03.09.2002 - 00:00 | Son Güncellenme:
‘Otantik müzik kayboluyor, olan bu!’
Bu ay otobiyografisi yayımlanacak olan Kudsi Ergüner, "Modernizmi inşa etmeden Mercan Dede’ye bayılamazsınız," diyor. Sadece bununla kalsa iyi.
Öyle sözler ediyor ki... Okuyun anlayacaksınız!
BU aralar herkes dünya müziği yaptığını iddia ediyor. Söyleşiye bu "world music" meselesiyle başlayalım...
Şimdi iki tür dünya müziği var. Biri, Batı kültürünün dışında üretilen müziklerin kaynaklarını araştıran, yani en otantiğini bulup izleyiciye sunan dünya müziği. Bir çeşit deforme olmamış, otantik müzik arayışı. Aynı konu, anglosakson Amerikan üretimi içine geldiği vakit, aranılan, dünya müziğinin pop anlayış içinde geniş kitleye ulaştırılması. Dünya müziğinin ortaya çıkarttığı bazı müzikler kendi dünyalarında zaten dejenere oluyor. Örneğin Pakistan’da otantik müzik kendi ortamından çıkıyor, eskiden belli meclislerde dinlenilirken zamanla bir bakıyorsunuz aynı müzik düğünlerde çalınıyor ya da birinin evinde verdiği partide... Ve çalındığı o ortama adapte olması gerekiyor böylece müziğin bağlamı değişiyor. Yeni ortamının içerisinde müzik deforme oluyor. Değişime uğruyor. Bu müzikleri alıp ortaya koyduğunuz zaman zaten otantik müzik çoktan poplaşmış bir müzik olarak dünya müziği potasında yerini alıyor. Kaynağı ne olursa olsun, ikinci etapta başka bir şey oluyor. Öte yandan deforme olmamış müzik de deforme edilerek bugünkü ticari formata oturtturuluyor. Böylelikle dünya müziğindeki deformasyon daha da ileri seviyelerde çıkıyor. Suyu da böyle çıkıyor dünya müziğinin.
Böylesi bir deformasyonun kime ne zararı olabilir ki? Herkes istediğini dinlemiyor mu sonuçta?
Bence hata olan yeniden üretilen şeyin varolan kaynağı kurutup kurutmamasında. Onun üzerine oturup oturmamasında. Bu deformasyon, kaynağı görünmez hale getirdiği zaman zararlı oluyor. Yani ben plak yaptım, ney çaldım, davullar kullandım. Bu yaptığıma sırf ney kullandım diye tasavvuf müziği dersem eğer tasavvuf müziğinin bir kaynağı varsa benim yaptığım o kaynağı örter duruma geliyor.
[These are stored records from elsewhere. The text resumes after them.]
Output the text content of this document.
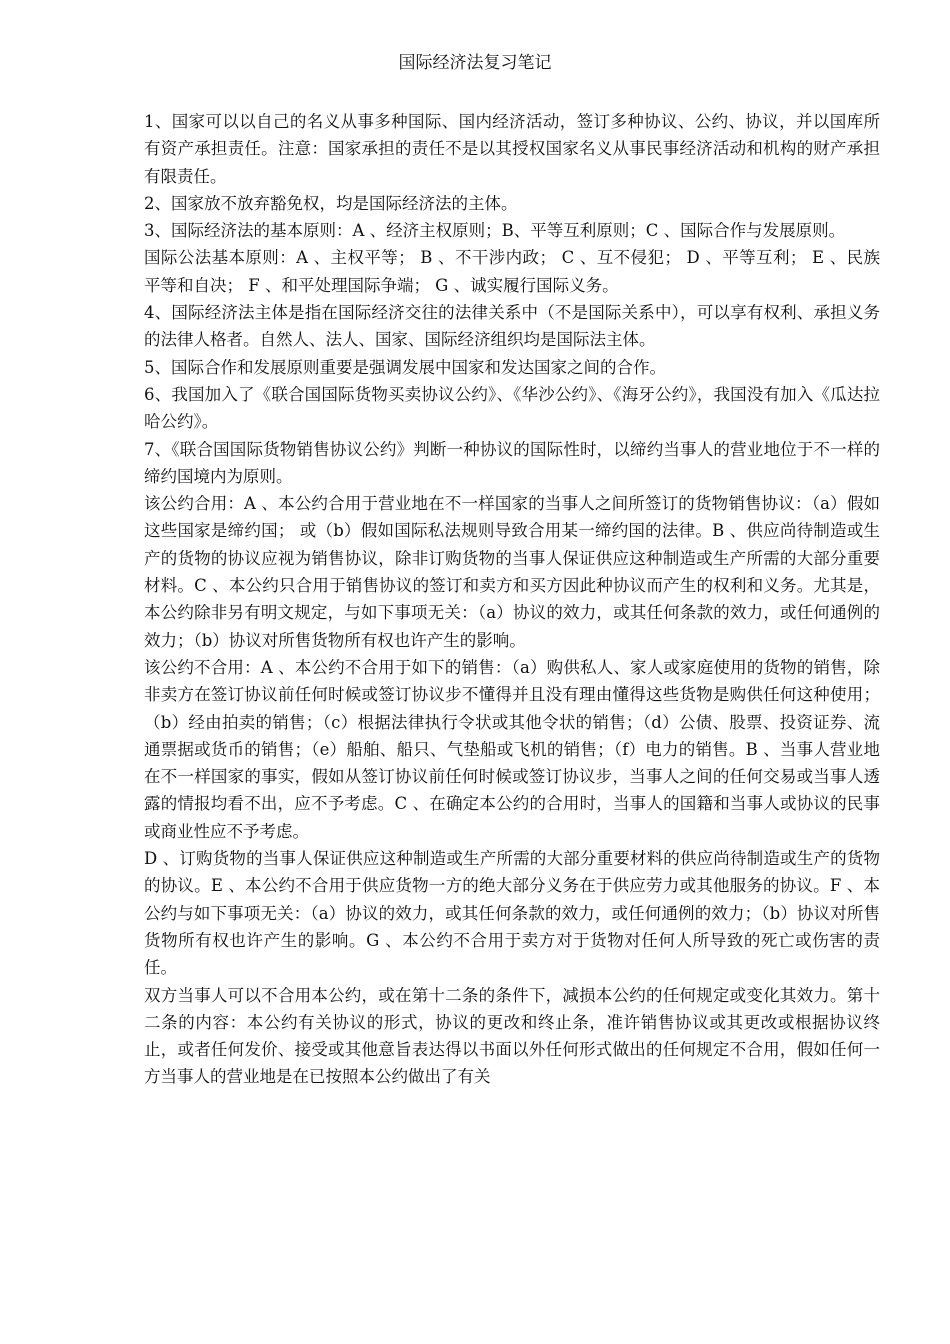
国际经济法复习笔记

1、国家可以以自己的名义从事多种国际、国内经济活动，签订多种协议、公约、协议，并以国库所有资产承担责任。注意：国家承担的责任不是以其授权国家名义从事民事经济活动和机构的财产承担有限责任。

2、国家放不放弃豁免权，均是国际经济法的主体。

3、国际经济法的基本原则：A 、经济主权原则；B、平等互利原则；C 、国际合作与发展原则。

国际公法基本原则：A 、主权平等； B 、不干涉内政； C 、互不侵犯； D 、平等互利； E 、民族平等和自决； F 、和平处理国际争端； G 、诚实履行国际义务。

4、国际经济法主体是指在国际经济交往的法律关系中（不是国际关系中），可以享有权利、承担义务的法律人格者。自然人、法人、国家、国际经济组织均是国际法主体。

5、国际合作和发展原则重要是强调发展中国家和发达国家之间的合作。

6、我国加入了《联合国国际货物买卖协议公约》、《华沙公约》、《海牙公约》，我国没有加入《瓜达拉哈公约》。

7、《联合国国际货物销售协议公约》判断一种协议的国际性时，以缔约当事人的营业地位于不一样的缔约国境内为原则。

该公约合用：A 、本公约合用于营业地在不一样国家的当事人之间所签订的货物销售协议：（a）假如这些国家是缔约国； 或（b）假如国际私法规则导致合用某一缔约国的法律。B 、供应尚待制造或生产的货物的协议应视为销售协议，除非订购货物的当事人保证供应这种制造或生产所需的大部分重要材料。C 、本公约只合用于销售协议的签订和卖方和买方因此种协议而产生的权利和义务。尤其是，本公约除非另有明文规定，与如下事项无关：（a）协议的效力，或其任何条款的效力，或任何通例的效力；（b）协议对所售货物所有权也许产生的影响。

该公约不合用：A 、本公约不合用于如下的销售：（a）购供私人、家人或家庭使用的货物的销售，除非卖方在签订协议前任何时候或签订协议步不懂得并且没有理由懂得这些货物是购供任何这种使用；（b）经由拍卖的销售；（c）根据法律执行令状或其他令状的销售；（d）公债、股票、投资证券、流通票据或货币的销售；（e）船舶、船只、气垫船或飞机的销售；（f）电力的销售。B 、当事人营业地在不一样国家的事实，假如从签订协议前任何时候或签订协议步，当事人之间的任何交易或当事人透露的情报均看不出，应不予考虑。C 、在确定本公约的合用时，当事人的国籍和当事人或协议的民事或商业性应不予考虑。

D 、订购货物的当事人保证供应这种制造或生产所需的大部分重要材料的供应尚待制造或生产的货物的协议。E 、本公约不合用于供应货物一方的绝大部分义务在于供应劳力或其他服务的协议。F 、本公约与如下事项无关：（a）协议的效力，或其任何条款的效力，或任何通例的效力；（b）协议对所售货物所有权也许产生的影响。G 、本公约不合用于卖方对于货物对任何人所导致的死亡或伤害的责任。

双方当事人可以不合用本公约，或在第十二条的条件下，减损本公约的任何规定或变化其效力。第十二条的内容：本公约有关协议的形式，协议的更改和终止条，准许销售协议或其更改或根据协议终止，或者任何发价、接受或其他意旨表达得以书面以外任何形式做出的任何规定不合用，假如任何一方当事人的营业地是在已按照本公约做出了有关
Benim anlayışım şu: Yeni müzikler tabii ki olacak. Olmalı da. Yaptığınız müziğin kaynağının dinlenilir halde olması lazım. Biz önce bunu yapmalıyız. Yeni müzikler dinler ve yaparken kaynakları da yaşatmalıyız.
Bu aralar mesela herkes tasavvuf müziğine merak salmış durumda. Bu sizce sevindirici bir gelişme mi?
Evet, tasavvuf müziği çok moda. Ancak baktığınız zaman çalınanların estetikleri yanlış. Bu estetik yanlışa insanlar alışıyor. "Aa, demek tasavvuf müziği buymuş," diyorlar. Daha sonra onu daha da rezil edecek müzikler yapılıyor. Dediklerim tasavvuf müziği için de geçerli. Bunun kendi estetiğinde nasıl çalınması, okunması gerekiyorsa önce bunu ortaya koymalıyız.
Türkiye’de otantik müziğimizle ilgili ne gibi yanlışlar yapıldı sizce?
Flamenko müziğinde mesela, kırık sesler vardır. Flamenko sanatçıları çoğunlukla detone seslerle doğru bir heyecanla şarkı okurlar. Siz bir gün derseniz ki "Bunlar yanlış sesle okuyorlar, bunlar şan dersleri görmeliler," o zaman ne olur? Şan derslerinden sonra okudukları ne operaya ne şana ne flamenkoya benzer. Türkiye’nin durumu da aynen böyle. Türkiye’de ne halk müziği ne de Osmanlı’dan kalan klasik Türk müziği yaşıyor. Son zamanlarda arabesk türküler halk müziği oldu. Onlarin birbirine karışımı arabesk oldu, Batı pop müziğini taklit eden Türk popu da araya sıkıştı. Halk müziğiyle fazla ilgilendik, berbat ettik. Sanat müziğiyle ilgilenmedik. Kendi haline bıraktık. Dejenere oldu. Halk müziğini nasıl berbat ettik? Bu bizim milli kültürümüz, bölgesel bir müzik dedik. Otantik müzikleri kendi bağlamından çıkartıp genelledik. Böylelikle otantik müzik kendi ülkesinde dejenere oldu. Bağlama çalan Egeli adamı alıp Karadeniz türküsü çaldırmak üzere radyoevine koyduğunuz zaman o adamın çaldığı saz Karadeniz sazı olmadığı için bölgeselliğini bozuyorsunuz. Her şey birbirine karışıyor. Karadeniz türküsü Adana’da okunuyor. Adana türküsü Kars’ta okunuyor.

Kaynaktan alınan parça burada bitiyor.